Dr Stafano Pagliara, a biophysicist at the University of Exeter, UK, has developed a way of identifying cells likely to survive antibiotics, even before the drug treatment.
The research, published in the journal BMC Biology, lays the foundation for understanding the special properties of bacteria that can survive after being treated with antibiotics so that new ways of targeting them can be developed.
Pagliara, a senior lecturer in the Living Systems Institute at the University of Exeter, said: “Antibiotic resistance is one of the serious health challenges of our age. The cells we identified elude antibiotic treatment and pose a serious threat to human health.
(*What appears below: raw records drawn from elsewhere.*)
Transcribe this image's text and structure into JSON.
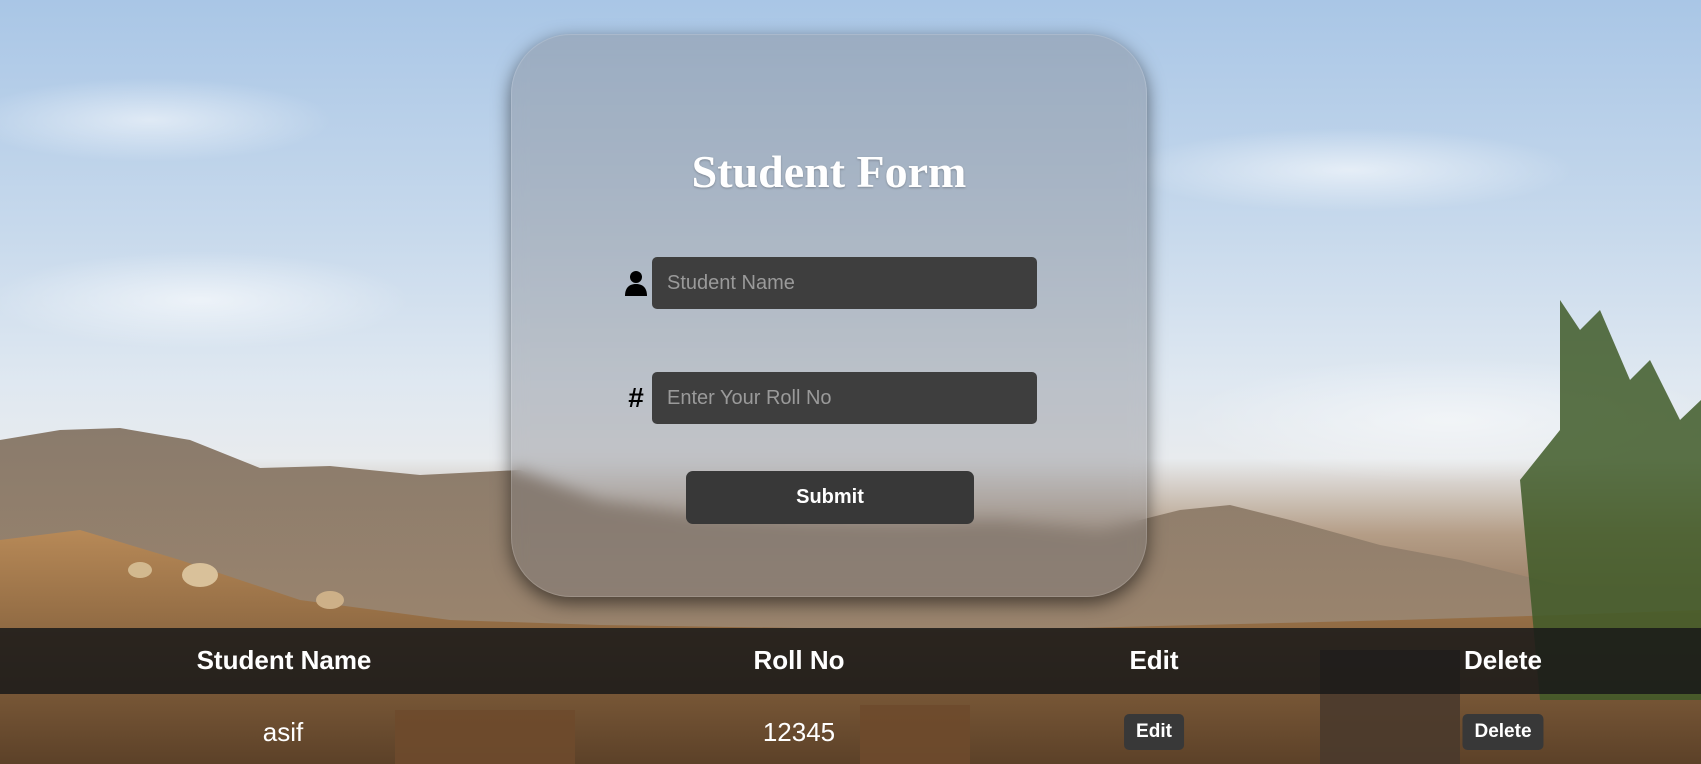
{
  "form": {
    "title": "Student Form",
    "name_placeholder": "Student Name",
    "roll_placeholder": "Enter Your Roll No",
    "name_icon": "user-icon",
    "roll_icon_glyph": "#",
    "submit_label": "Submit"
  },
  "table": {
    "headers": [
      "Student Name",
      "Roll No",
      "Edit",
      "Delete"
    ],
    "rows": [
      {
        "name": "asif",
        "roll": "12345",
        "edit_label": "Edit",
        "delete_label": "Delete"
      }
    ]
  },
  "colors": {
    "input_bg": "#3e3e3e",
    "button_bg": "#383838",
    "header_bg": "#191919"
  }
}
In fact, unlike persister cells which quickly resume growth after the antibiotic course ends, ‘sleeper cells’ remain non-growing for prolonged periods of time, and elude detection using traditional methods.”
Antibiotic resistance is one of the most pressing public health challenges and threatens the ability to effectively fight infectious diseases, including pneumonia and tuberculosis.
Pagliara has dubbed them ‘sleeper cells’ because they look dormant and resemble the cells that have been killed by the antibiotics, but are potentially dangerous with the ability to ‘wake up’ and re-infect humans or animals.
The Exeter University research team found that the two types of cells surviving antibiotics, ‘sleeper cells’ and persister cells, have similar features, suggesting the two populations of cells are linked. Their unique fluorescence meant they could both be spotted even before being dosed with antibiotics.
Pagliara is planning a programme to identify and isolate individual ‘sleeper cells’ for a thorough analysis with next-generation sequencing to see how they express genes differently than those that are not resistant to antibiotics.